Bank of America has identified Tesla, General Motors, and Ford as key U.S. auto sector holdings, citing improving margins, EV transition momentum, and resilient demand. The recommendations come as automakers navigate a complex landscape of rising competition and shifting consumer preferences.
- Bank of America recommends TSLA, GM, and F as top U.S. auto stocks for 2026
- Tesla projected to achieve 25% growth in global EV deliveries by 2026
- GM and Ford expect 15% reduction in EV production costs through battery partnerships
- TSLA’s adjusted EBITDA margin forecasted at 22% by 2026
- GM and F projected non-GAAP operating margins of 8.5% and 9.3% in 2026
- Recommendations reflect improved profitability and EV transition progress
Bank of America has issued a targeted bullish outlook on three major U.S. automakers—Tesla (TSLA), General Motors (GM), and Ford (F)—recommending them as core positions within the consumer discretionary sector. The firm emphasized improving operational efficiency, strong balance sheets, and strategic execution in electric vehicle (EV) production as key drivers behind the picks. The recommendation underscores a broader reassessment of the auto industry’s recovery potential. Tesla, despite recent share price volatility, is highlighted for its lead in battery technology and software integration, with analysts projecting a 25% increase in global EV deliveries by 2026. GM and Ford are noted for their aggressive investments in EV platforms and partnerships, including GM’s Ultium battery initiative and Ford’s collaboration with SK On, which have led to a 15% reduction in production costs for upcoming battery-electric models.
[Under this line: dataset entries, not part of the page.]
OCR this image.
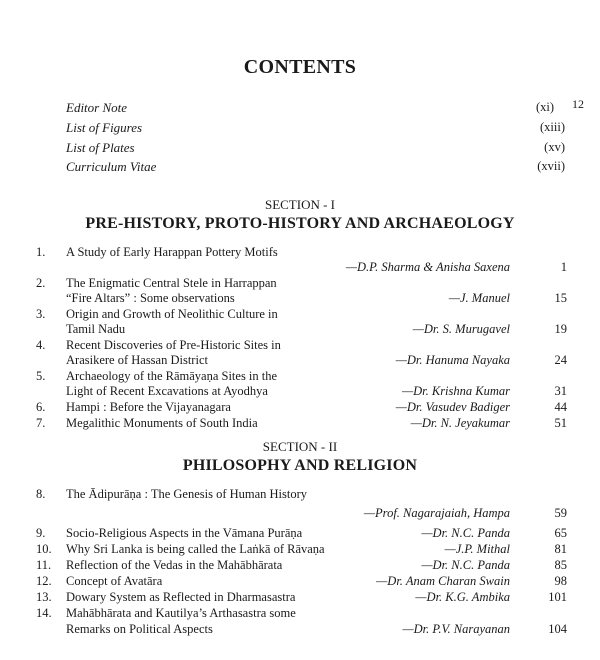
CONTENTS
Editor Note	(xi) 12
List of Figures	(xiii)
List of Plates	(xv)
Curriculum Vitae	(xvii)
SECTION - I
PRE-HISTORY, PROTO-HISTORY AND ARCHAEOLOGY
1. A Study of Early Harappan Pottery Motifs
—D.P. Sharma & Anisha Saxena	1
2. The Enigmatic Central Stele in Harrappan
“Fire Altars” : Some observations	—J. Manuel	15
3. Origin and Growth of Neolithic Culture in
Tamil Nadu	—Dr. S. Murugavel	19
4. Recent Discoveries of Pre-Historic Sites in
Arasikere of Hassan District	—Dr. Hanuma Nayaka	24
5. Archaeology of the Rāmāyaṇa Sites in the
Light of Recent Excavations at Ayodhya	—Dr. Krishna Kumar	31
6. Hampi : Before the Vijayanagara	—Dr. Vasudev Badiger	44
7. Megalithic Monuments of South India	—Dr. N. Jeyakumar	51
SECTION - II
PHILOSOPHY AND RELIGION
8. The Ādipurāṇa : The Genesis of Human History
—Prof. Nagarajaiah, Hampa	59
9. Socio-Religious Aspects in the Vāmana Purāṇa	—Dr. N.C. Panda	65
10. Why Sri Lanka is being called the Laṅkā of Rāvaṇa	—J.P. Mithal	81
11. Reflection of the Vedas in the Mahābhārata	—Dr. N.C. Panda	85
12. Concept of Avatāra	—Dr. Anam Charan Swain	98
13. Dowary System as Reflected in Dharmasastra	—Dr. K.G. Ambika	101
14. Mahābhārata and Kautilya’s Arthasastra some
Remarks on Political Aspects	—Dr. P.V. Narayanan	104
Financial metrics support the outlook: TSLA’s adjusted EBITDA margin is expected to expand to 22% in 2026, up from 18% in 2024, while GM and F are projected to achieve non-GAAP operating margins of 8.5% and 9.3%, respectively, by next year—levels not seen since 2021. These figures reflect improved cost control and pricing power in a market where demand remains stable despite macroeconomic headwinds. The move is likely to influence asset allocation in equity portfolios focused on the automotive and consumer discretionary sectors. Institutional investors and retail traders may increase exposure to these names, particularly in the context of rising interest in sustainable transportation and U.S. manufacturing resilience. However, risks remain, including global trade tensions, lithium price fluctuations, and slower-than-expected EV adoption in certain regions.